I figure that a 90-day (or so?) supply would buy us the time needed to build additional production facilities to bring us up to the necessary continuous supply.
Taiwan had a huge stockpile, and that let them increase their production from 100,000 N95 masks per day to 20 million per day while drawing down the stockpile. Asia has had success building these factories in ~14 days from pouring cement to startup, USA might need a bit more time of course.

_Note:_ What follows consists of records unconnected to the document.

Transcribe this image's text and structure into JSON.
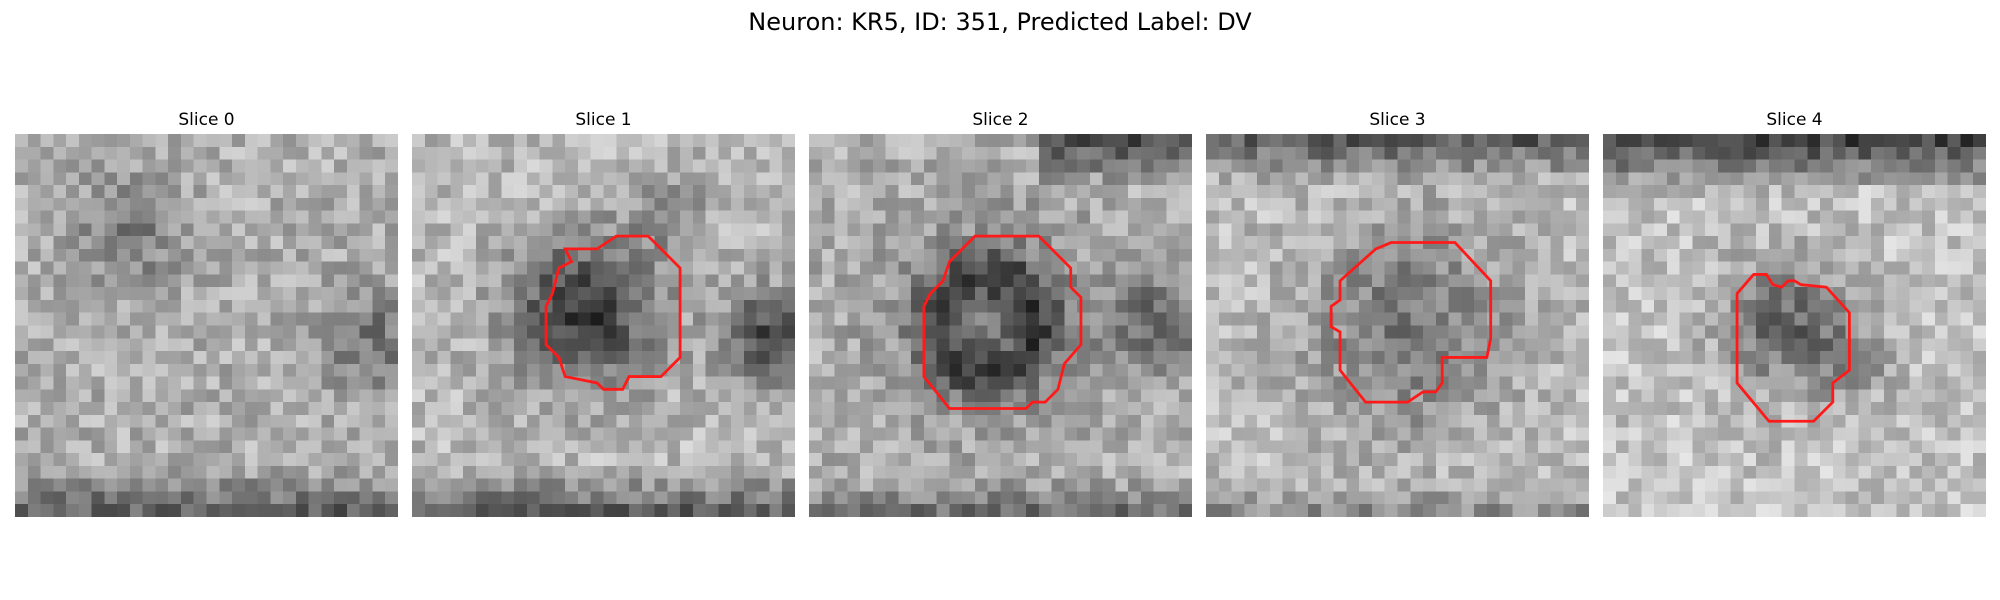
{
  "figure": {
    "title": "Neuron: KR5, ID: 351, Predicted Label: DV",
    "contour_color": "#ff1a1a"
  },
  "panels": [
    {
      "title": "Slice 0",
      "has_contour": false
    },
    {
      "title": "Slice 1",
      "has_contour": true
    },
    {
      "title": "Slice 2",
      "has_contour": true
    },
    {
      "title": "Slice 3",
      "has_contour": true
    },
    {
      "title": "Slice 4",
      "has_contour": true
    }
  ]
}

The way forward is sturdier masks that last "forever", with removable filters that can be sterilized in boiling water, exposure to the UVC in sunlight, drenching in household bleach or thorough washing with water and detergent.
This is exactly the way the Czech Republic is going, with several companies now churning out such masks and the government being the bigger buyer. Stockpiling billions of expiration-sensitive disposable masks is more expensive, compared to pre-distributing one reusable mask to every citizen.